BERSERKER Post-pop, the language of comics and the appropriation of comic book motifs require more than the simple reframing of a low-brow form into a gallery space. Artists like Mike Kelley, Jim Shaw, Grayson Perry and others have engaged with the language of comics in a way that is far more intellectually vigorous than merely blowing up a panel of comic art to gallery size. Do you feel any affinity to those or other artists?
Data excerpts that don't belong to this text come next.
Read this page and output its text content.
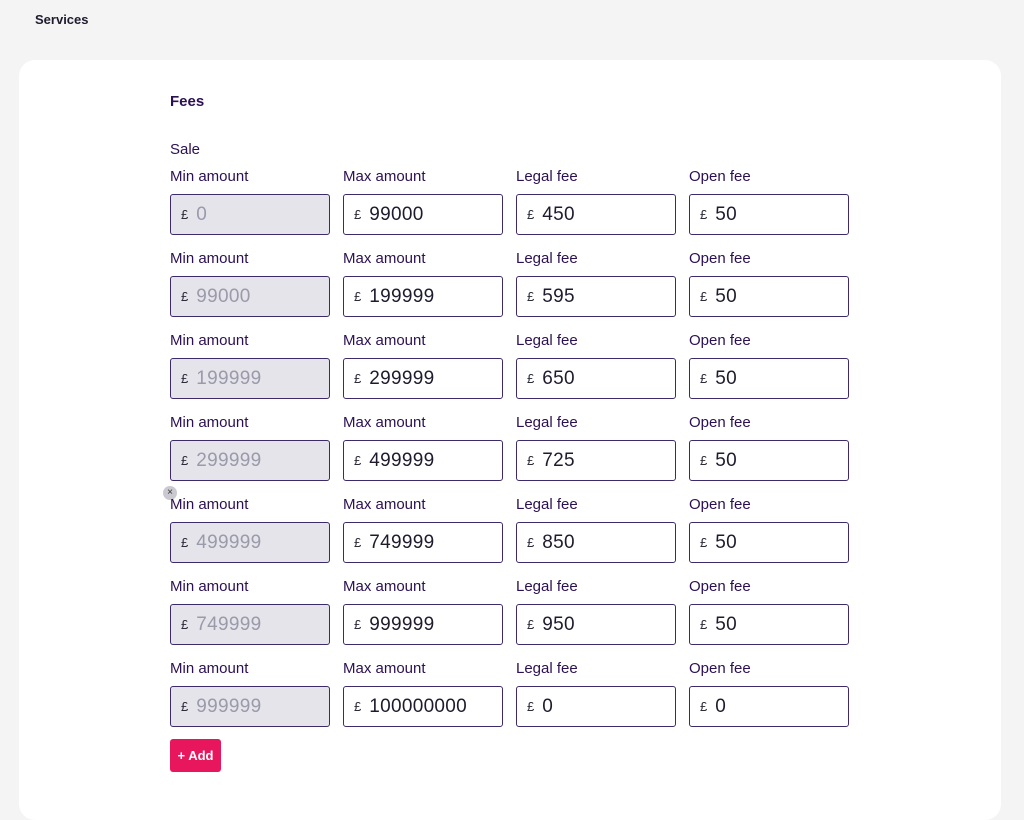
Services
Fees
Sale
Min amount
£ 0
Max amount
£ 99000
Legal fee
£ 450
Open fee
£ 50
Min amount
£ 99000
Max amount
£ 199999
Legal fee
£ 595
Open fee
£ 50
Min amount
£ 199999
Max amount
£ 299999
Legal fee
£ 650
Open fee
£ 50
Min amount
£ 299999
Max amount
£ 499999
Legal fee
£ 725
Open fee
£ 50
×
Min amount
£ 499999
Max amount
£ 749999
Legal fee
£ 850
Open fee
£ 50
Min amount
£ 749999
Max amount
£ 999999
Legal fee
£ 950
Open fee
£ 50
Min amount
£ 999999
Max amount
£ 100000000
Legal fee
£ 0
Open fee
£ 0
+ Add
ANDY HOPE 1930 I would add Raymond Pettibon, but then I have to mention William Blake first, because I actually knew Blake’s art long before Pettibon’s. For me there was already Blake as a reference for how to integrate writing and drawing, and Blake had these figures that reminded me of superheroes or other comic strip heroes. I am using figures from comic strips as characters that live in a media, in an imaginary or artificial world and I am also taking this specific ‘sound’ from these sources. For example the colours or a certain artificial appearance that, I think, is the ‘flesh’ of these beings. So it is not only about a certain set of figuration; it is also their look that has an influence on my way of using colours and matter.
BERSERKER Are you still reading comics now? Any particular favourites?
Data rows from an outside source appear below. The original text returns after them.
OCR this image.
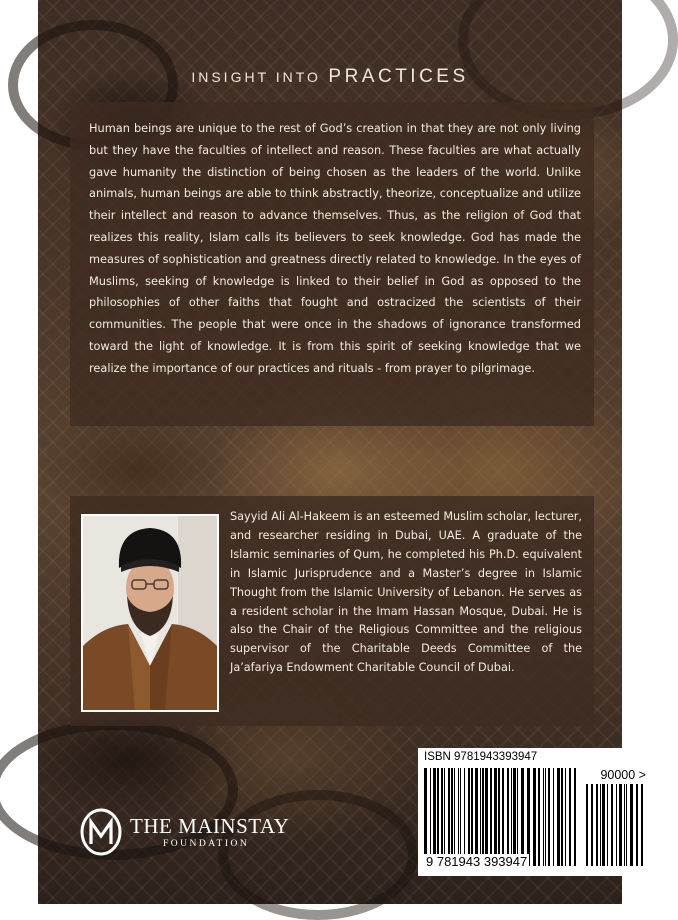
INSIGHT INTO PRACTICES

Human beings are unique to the rest of God’s creation in that they are not only living but they have the faculties of intellect and reason. These faculties are what actually gave humanity the distinction of being chosen as the leaders of the world. Unlike animals, human beings are able to think abstractly, theorize, conceptualize and utilize their intellect and reason to advance themselves. Thus, as the religion of God that realizes this reality, Islam calls its believers to seek knowledge. God has made the measures of sophistication and greatness directly related to knowledge. In the eyes of Muslims, seeking of knowledge is linked to their belief in God as opposed to the philosophies of other faiths that fought and ostracized the scientists of their communities. The people that were once in the shadows of ignorance transformed toward the light of knowledge. It is from this spirit of seeking knowledge that we realize the importance of our practices and rituals - from prayer to pilgrimage.

Sayyid Ali Al-Hakeem is an esteemed Muslim scholar, lecturer, and researcher residing in Dubai, UAE. A graduate of the Islamic seminaries of Qum, he completed his Ph.D. equivalent in Islamic Jurisprudence and a Master’s degree in Islamic Thought from the Islamic University of Lebanon. He serves as a resident scholar in the Imam Hassan Mosque, Dubai. He is also the Chair of the Religious Committee and the religious supervisor of the Charitable Deeds Committee of the Ja’afariya Endowment Charitable Council of Dubai.

THE MAINSTAY
FOUNDATION
ISBN 9781943393947
90000 >
9 781943 393947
ANDY HOPE 1930 To be surrounded by comics is part of my life. But of course my interests shifted from reading them from beginning to end to a more ‘research’ way of reception. I still try to get everything by Steve Ditko and Wally Wood but I also like Daniel Clowes very much, Robert Crumb, Harvey Pekar. I also got have some very interesting comic history collections like Government Issue: Comics for the People, 1940s-2000s and From Krakow to Krypton: Jews and Comic Books. Other books I read recently include The Adventures of Unemployed Man, Ray Bradbury comics by Al Williamson, Kent Williams and Craig Russell, Phantom reprints, Unexplored Worlds: The Steve Ditko Archives and DC Elseworlds #1.

BERSERKER As far as I’m aware from your work, you are yet to explore a sequential picture narrative although many of the paintings or drawings look like they could have been lifted from a longer story. Do you have any interest in working on a longer form comics story?
ANDY HOPE 1930 I’m not so much interested in the narrative aspect of comics but more in the visual style, the writing, the title, the graphic design. Also my work itself frequently develops as series of installative disposals, but not in a narrative sense. I’ve done some sequential works though that oscillate between comics and storyboards, but they are rare exceptions.
BERSERKER What can you tell me about your upcoming London show?
ANDY HOPE 1930 Medley Tour London is the second location of the Medley Tour which started in Hannover at the Kestnerg Gesellschaft at the end of February. Simply speaking, the Medleys are iconographic appropriations, blendings and modifications of my visual vocabulary, which is of course in itself based on appropriations, blendings and modifications of already existing images. In London I will show the ‘X-Medleys,’ a continuation of the Medleys in which I explicitly adopt works from modernism (Picabia, Klee, Rodtschenko), contemporary art and popular culture including abstract comic images by Steve Ditko and submit them through a process of revision, erosion and dislocation. For me it’s about keeping the perspective on my earlier works as well as on the appropriated references as movable as possible. Nothing is fixed.
Medley Tour London runs at Hauser & Wirth in West London until May 26th.